Следующая проба кисти была сделана по особому случаю. В тот день Кузьма заплыл чуть не на середину Волги, а вернуться обратно не сумел — силы вышли. К счастью, тонущего мальчишку с берега заметил перевозчик Илья Федорович Захаров — лучший пловец в Хвалынске. Он спас Кузьму, а через неделю сам утонул при попытке вытащить из воды еще какого-то бедолагу. Кузьма взял новую жестянку и нарисовал качающуюся на волнах лодку, головы тонущих людей и небо, пересеченное зигзагами молнии. В углу — надпись: «Погибший за других! Вечная тебе память!»

Уличный сапожник

И всё же о том, чтобы учиться живописи, юный Петров-Водкин тогда не помышлял. Он подался в ремонтники волжских судов — работа по хвалынским меркам завидная, требующая учёности (спасибо грамотной маме, кое-как обучившей Кузьму, а потом ещё и отдавшей его в четырехклассное приходское училище). «Ремонтщики одеты чисто: в косоворотки и штаны навыпуск. Поверх рубах жилетки, а на них цепочки часовые повешены, хотя бы и без часов в кармане. Волосы намаслены и с пробором. Затонские девушки в восторге от своих: они и семечек поднесут, и на чих «поздравят», — вспоминал Петров-Водкин.

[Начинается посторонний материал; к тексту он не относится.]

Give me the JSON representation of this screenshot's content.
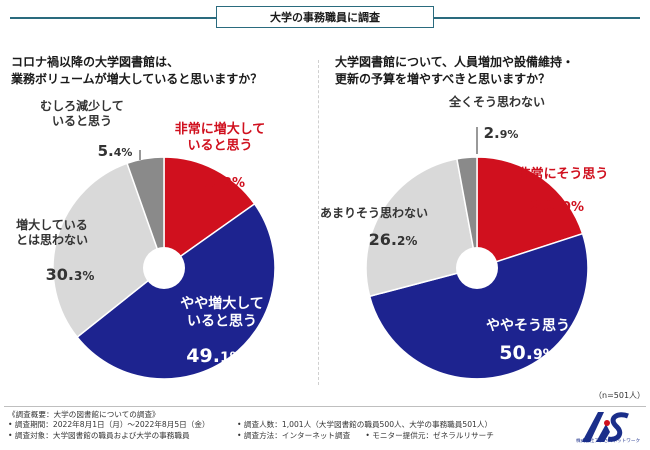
{
  "header": {
    "title": "大学の事務職員に調査"
  },
  "chart_data": [
    {
      "type": "pie",
      "question": [
        "コロナ禍以降の大学図書館は、",
        "業務ボリュームが増大していると思いますか？"
      ],
      "slices": [
        {
          "label": [
            "非常に増大して",
            "いると思う"
          ],
          "value": 15.2,
          "display": [
            "15.",
            "2%"
          ],
          "color": "#d0101e"
        },
        {
          "label": [
            "やや増大して",
            "いると思う"
          ],
          "value": 49.1,
          "display": [
            "49.",
            "1%"
          ],
          "color": "#1d238f"
        },
        {
          "label": [
            "増大している",
            "とは思わない"
          ],
          "value": 30.3,
          "display": [
            "30.",
            "3%"
          ],
          "color": "#d9d9d9"
        },
        {
          "label": [
            "むしろ減少して",
            "いると思う"
          ],
          "value": 5.4,
          "display": [
            "5.",
            "4%"
          ],
          "color": "#8a8a8a"
        }
      ]
    },
    {
      "type": "pie",
      "question": [
        "大学図書館について、人員増加や設備維持・",
        "更新の予算を増やすべきと思いますか？"
      ],
      "slices": [
        {
          "label": [
            "非常にそう思う"
          ],
          "value": 20.0,
          "display": [
            "20.",
            "0%"
          ],
          "color": "#d0101e"
        },
        {
          "label": [
            "ややそう思う"
          ],
          "value": 50.9,
          "display": [
            "50.",
            "9%"
          ],
          "color": "#1d238f"
        },
        {
          "label": [
            "あまりそう思わない"
          ],
          "value": 26.2,
          "display": [
            "26.",
            "2%"
          ],
          "color": "#d9d9d9"
        },
        {
          "label": [
            "全くそう思わない"
          ],
          "value": 2.9,
          "display": [
            "2.",
            "9%"
          ],
          "color": "#8a8a8a"
        }
      ]
    }
  ],
  "note": {
    "n": "（n=501人）"
  },
  "footer": {
    "line1": "《調査概要：大学の図書館についての調査》",
    "line2": "• 調査期間：2022年8月1日（月）～2022年8月5日（金）",
    "line3": "• 調査対象：大学図書館の職員および大学の事務職員",
    "line4": "• 調査人数：1,001人（大学図書館の職員500人、大学の事務職員501人）",
    "line5": "• 調査方法：インターネット調査　　• モニター提供元：ゼネラルリサーチ"
  },
  "logo": {
    "mark": "AS",
    "company": "株式会社アクセスネットワーク"
  }
}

Однажды «ремонтщиков» за что-то стали бить мужики, Кузьме тоже досталось, и он носом вниз полетел на землю. И другие в тот летний день 1893 года падали, расшибали лбы. Но только с Кузьмой при этом случилось великое озарение! «Падая, я увидел, что по краям земля закругляется, и ощутил Космос», — вспоминал он. Много позже Петров-Водкин станет закруглять на своих картинах линию горизонта, так, чтобы всё изображённое ощущалось как часть планеты Земля. Искусствоведы назовут этот прием «сферической перспективой».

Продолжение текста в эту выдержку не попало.